I use both IE6 and Opera 7.53. I created a logo with transparent background. In IE6, the image is viewed with grey background, while not seen in Opera.
Would anybody please advise me how to view the image nicely with IE6 (without seeing its grey background).
Your advice would greatly appreciated.
Thank you,
David
Why is the image transparent if you do not want the background seen?
Perhaps he means the background colour of the image itself can be seen. Anyway, I am new here so don't know the rules but can you post this image or a link or something so we can see it??
I too use both those browsers and have no cross-browser issues in regards the situation you describe.
Is the logo image in PNG format? I suspect it is, as IE has absolutely terrible support for PNG - which is an open-source alternative to the proprietary GIF format, with many additional features as well - and doesn't understand alpha transparency in PNG images. If your graphic has alpha transparency (24-bit PNG), IE will show all transparent regions as gray. Try saving in 8-bit PNG instead; 8-bit PNG transparency works the same way GIF transparency does, by setting a single color to be hidden, and works in IE.
Phanx, that makes perfect sense. Variable transparency is one of the big knocks on IE because it doesn't support it. And it will, in fact, cause a grey background.

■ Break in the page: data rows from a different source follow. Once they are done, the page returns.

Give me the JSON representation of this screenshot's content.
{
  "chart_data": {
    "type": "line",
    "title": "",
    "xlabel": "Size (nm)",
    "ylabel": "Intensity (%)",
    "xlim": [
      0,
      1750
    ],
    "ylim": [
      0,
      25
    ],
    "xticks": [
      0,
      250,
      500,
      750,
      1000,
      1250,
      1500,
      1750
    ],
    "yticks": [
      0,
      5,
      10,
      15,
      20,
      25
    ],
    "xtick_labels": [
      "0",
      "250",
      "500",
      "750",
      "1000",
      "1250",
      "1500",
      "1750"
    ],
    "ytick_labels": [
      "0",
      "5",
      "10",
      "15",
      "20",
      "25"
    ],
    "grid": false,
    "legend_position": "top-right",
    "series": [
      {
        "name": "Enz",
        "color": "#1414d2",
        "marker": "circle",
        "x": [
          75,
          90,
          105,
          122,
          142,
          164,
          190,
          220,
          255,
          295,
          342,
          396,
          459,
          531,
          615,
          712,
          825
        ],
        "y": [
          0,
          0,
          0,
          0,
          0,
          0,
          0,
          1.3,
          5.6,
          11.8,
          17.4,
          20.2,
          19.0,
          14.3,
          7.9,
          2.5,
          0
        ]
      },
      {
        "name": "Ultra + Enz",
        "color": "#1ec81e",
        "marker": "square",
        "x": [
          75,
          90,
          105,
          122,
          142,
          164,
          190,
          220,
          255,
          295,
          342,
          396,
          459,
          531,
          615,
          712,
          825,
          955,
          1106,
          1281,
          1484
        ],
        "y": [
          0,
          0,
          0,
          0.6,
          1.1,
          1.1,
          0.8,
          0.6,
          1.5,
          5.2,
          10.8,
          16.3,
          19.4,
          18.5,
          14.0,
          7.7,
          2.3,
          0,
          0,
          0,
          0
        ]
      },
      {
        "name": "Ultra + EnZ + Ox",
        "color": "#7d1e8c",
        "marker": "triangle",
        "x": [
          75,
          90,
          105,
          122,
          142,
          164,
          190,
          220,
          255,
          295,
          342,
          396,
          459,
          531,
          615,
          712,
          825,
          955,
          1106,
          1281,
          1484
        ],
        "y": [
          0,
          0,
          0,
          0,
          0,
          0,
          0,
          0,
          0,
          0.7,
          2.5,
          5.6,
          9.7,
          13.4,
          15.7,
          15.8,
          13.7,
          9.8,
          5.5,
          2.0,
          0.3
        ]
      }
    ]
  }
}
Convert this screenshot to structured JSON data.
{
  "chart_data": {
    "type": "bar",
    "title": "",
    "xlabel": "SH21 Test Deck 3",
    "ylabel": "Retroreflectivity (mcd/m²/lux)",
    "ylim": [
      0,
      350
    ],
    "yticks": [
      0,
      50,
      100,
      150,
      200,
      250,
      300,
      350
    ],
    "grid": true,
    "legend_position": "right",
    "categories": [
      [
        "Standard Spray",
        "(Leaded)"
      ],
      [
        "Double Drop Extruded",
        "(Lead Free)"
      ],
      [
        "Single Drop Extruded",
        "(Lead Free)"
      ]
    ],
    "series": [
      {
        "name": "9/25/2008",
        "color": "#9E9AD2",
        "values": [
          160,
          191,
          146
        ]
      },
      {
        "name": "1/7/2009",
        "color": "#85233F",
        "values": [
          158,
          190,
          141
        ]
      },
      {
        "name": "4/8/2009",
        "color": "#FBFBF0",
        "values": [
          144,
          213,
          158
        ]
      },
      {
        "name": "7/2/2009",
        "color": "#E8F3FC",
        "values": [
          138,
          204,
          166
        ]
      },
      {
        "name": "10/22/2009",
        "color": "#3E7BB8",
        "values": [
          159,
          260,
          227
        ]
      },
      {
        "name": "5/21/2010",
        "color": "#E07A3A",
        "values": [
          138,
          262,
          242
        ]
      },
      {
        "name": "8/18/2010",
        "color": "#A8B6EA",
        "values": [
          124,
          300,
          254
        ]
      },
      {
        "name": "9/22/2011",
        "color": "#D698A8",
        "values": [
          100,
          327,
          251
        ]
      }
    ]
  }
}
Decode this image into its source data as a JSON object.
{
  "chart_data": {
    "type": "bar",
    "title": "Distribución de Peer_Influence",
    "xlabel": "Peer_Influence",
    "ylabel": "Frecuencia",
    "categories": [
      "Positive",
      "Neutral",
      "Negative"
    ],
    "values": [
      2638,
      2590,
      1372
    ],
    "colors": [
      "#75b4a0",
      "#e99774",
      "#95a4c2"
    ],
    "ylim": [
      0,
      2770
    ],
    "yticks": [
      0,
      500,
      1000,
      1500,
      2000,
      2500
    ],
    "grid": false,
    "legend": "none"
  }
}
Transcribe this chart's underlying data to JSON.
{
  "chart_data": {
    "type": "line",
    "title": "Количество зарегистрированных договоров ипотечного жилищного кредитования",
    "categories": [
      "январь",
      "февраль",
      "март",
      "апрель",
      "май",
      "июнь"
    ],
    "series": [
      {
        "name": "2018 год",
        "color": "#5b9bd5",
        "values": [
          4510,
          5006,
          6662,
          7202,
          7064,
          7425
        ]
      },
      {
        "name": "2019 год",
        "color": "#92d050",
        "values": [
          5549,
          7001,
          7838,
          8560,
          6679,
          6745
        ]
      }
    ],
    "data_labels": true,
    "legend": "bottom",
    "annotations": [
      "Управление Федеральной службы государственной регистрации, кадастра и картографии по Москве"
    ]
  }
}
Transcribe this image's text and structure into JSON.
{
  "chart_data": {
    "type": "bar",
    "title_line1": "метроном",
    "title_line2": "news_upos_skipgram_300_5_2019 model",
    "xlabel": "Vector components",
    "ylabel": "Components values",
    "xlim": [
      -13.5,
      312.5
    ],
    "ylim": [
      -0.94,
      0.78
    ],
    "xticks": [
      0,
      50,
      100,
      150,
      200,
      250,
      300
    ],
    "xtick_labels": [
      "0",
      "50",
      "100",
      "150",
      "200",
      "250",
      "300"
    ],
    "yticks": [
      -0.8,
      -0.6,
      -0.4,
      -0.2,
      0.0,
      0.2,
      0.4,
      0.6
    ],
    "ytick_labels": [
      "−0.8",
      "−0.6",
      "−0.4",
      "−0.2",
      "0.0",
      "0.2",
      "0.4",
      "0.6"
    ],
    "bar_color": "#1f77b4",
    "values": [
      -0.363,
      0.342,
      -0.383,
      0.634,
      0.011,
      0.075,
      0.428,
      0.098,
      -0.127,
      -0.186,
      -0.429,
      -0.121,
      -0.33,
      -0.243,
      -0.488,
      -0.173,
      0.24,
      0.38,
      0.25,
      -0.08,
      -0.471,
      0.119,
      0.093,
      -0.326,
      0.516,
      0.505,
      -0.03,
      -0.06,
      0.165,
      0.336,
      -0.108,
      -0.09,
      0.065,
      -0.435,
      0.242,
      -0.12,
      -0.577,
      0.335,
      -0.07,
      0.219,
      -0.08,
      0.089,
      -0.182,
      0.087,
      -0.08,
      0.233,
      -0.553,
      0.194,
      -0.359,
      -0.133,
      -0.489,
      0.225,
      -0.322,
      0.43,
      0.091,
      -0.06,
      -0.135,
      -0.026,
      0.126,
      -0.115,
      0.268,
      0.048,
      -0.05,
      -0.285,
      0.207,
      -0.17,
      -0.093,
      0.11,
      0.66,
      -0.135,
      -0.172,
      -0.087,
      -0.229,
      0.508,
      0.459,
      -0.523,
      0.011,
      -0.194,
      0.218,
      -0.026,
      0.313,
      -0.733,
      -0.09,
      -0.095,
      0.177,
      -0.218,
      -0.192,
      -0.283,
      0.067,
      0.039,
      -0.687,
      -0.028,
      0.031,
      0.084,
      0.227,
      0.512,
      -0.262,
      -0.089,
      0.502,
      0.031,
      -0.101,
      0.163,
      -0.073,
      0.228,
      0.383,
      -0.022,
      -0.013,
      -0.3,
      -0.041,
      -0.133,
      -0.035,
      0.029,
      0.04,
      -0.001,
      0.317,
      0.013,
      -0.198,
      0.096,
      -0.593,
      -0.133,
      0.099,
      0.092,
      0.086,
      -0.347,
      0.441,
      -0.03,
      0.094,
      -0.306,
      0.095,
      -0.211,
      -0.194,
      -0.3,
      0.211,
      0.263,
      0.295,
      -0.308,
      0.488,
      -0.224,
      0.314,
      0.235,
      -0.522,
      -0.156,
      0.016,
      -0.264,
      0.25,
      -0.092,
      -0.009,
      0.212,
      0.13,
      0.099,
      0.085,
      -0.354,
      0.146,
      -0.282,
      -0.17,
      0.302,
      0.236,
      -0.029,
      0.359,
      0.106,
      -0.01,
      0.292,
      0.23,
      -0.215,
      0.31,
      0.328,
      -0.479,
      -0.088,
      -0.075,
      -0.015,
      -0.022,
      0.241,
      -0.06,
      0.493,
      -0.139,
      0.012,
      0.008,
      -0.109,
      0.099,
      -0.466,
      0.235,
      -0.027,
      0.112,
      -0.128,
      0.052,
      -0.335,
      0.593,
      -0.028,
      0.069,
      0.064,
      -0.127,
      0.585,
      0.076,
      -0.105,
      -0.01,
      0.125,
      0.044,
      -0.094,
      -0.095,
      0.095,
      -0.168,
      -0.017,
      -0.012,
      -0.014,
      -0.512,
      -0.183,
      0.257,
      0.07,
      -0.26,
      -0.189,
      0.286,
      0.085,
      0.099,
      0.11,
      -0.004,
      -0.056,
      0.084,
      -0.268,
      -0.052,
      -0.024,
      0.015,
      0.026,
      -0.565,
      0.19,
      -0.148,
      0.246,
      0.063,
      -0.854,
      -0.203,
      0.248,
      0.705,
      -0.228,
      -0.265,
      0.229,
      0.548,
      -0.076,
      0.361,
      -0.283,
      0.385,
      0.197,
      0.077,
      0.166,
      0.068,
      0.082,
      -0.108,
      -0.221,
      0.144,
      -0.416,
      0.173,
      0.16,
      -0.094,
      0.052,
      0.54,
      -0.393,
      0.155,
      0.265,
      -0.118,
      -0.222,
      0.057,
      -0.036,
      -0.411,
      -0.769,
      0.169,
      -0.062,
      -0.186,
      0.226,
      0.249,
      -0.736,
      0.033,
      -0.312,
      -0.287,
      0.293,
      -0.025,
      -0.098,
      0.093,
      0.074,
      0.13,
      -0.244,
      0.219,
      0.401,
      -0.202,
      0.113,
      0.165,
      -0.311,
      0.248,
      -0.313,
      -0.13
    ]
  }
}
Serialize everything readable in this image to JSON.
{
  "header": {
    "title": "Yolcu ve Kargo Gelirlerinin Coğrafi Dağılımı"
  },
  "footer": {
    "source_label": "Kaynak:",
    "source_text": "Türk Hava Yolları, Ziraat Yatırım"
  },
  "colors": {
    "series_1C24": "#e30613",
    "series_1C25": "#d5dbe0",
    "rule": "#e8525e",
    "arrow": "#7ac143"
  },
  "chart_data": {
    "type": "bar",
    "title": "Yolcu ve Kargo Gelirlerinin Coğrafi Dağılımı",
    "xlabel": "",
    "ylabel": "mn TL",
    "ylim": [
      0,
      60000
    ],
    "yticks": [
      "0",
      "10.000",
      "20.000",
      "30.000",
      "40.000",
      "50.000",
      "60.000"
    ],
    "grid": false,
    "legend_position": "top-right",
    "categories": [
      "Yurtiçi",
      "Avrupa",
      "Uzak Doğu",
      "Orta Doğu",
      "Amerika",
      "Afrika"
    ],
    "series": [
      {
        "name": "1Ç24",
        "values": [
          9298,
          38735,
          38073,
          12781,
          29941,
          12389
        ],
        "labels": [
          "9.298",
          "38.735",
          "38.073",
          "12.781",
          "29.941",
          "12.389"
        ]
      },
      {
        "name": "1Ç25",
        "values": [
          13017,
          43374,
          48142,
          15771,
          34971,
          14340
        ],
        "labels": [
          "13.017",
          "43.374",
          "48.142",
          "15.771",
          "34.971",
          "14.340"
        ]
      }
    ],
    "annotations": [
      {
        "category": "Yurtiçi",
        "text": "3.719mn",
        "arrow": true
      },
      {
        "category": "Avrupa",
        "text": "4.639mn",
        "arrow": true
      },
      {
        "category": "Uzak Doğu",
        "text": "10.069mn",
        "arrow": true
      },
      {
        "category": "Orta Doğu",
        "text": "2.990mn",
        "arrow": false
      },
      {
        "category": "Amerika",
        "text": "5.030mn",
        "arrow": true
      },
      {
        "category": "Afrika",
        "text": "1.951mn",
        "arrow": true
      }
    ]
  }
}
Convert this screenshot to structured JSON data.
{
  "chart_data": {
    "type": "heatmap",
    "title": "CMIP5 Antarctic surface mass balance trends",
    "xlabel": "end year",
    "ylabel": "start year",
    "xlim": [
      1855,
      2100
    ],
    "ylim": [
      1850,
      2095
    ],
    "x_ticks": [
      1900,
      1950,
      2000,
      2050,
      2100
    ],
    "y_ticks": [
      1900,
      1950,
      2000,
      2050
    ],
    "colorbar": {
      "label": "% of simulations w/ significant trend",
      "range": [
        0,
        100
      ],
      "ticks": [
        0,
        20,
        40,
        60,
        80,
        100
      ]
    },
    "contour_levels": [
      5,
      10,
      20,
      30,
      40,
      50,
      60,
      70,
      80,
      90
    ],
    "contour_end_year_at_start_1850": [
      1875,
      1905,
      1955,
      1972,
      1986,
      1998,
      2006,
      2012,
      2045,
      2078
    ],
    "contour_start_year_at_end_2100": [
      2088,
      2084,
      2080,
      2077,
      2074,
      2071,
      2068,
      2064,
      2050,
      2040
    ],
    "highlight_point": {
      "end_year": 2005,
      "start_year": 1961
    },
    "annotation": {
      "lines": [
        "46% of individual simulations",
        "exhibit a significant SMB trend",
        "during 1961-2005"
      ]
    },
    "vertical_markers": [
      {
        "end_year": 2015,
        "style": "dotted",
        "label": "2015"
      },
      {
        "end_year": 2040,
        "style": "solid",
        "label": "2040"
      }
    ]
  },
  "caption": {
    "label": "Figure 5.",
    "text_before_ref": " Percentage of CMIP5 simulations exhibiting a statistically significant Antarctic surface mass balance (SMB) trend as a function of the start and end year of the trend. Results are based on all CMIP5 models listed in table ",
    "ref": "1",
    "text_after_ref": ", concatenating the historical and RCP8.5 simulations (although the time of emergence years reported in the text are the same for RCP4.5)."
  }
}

I'd not understood what the author had been asking.
If you can somehow apply the image with CSS (set it as the background for something, for example) you can use alpha transparency all you want, as long as you create a second version without alpha transparency for IE to use. As IE also fails to understand the CSS declaration "!important", you set the 24-bit image first, with an !important declaration, and then set the 8-bit image in a line right after it, without the delcaration. IE, not understanding !important, will obey CSS rules and override the first rule with the second:
background-image: url(file-24.png) !important;
background-image: url(file-8.png);
I do this for quite a few images on my site, although I have to do some fancy coding to get images to load as backgrounds!
There is also a trick to use IE's filter, which does support alpha transparency.
See here:
http://homepage.ntlworld.com/bobosola/pngtestfixed.htm
Thanks for the link, Craven....that's cool.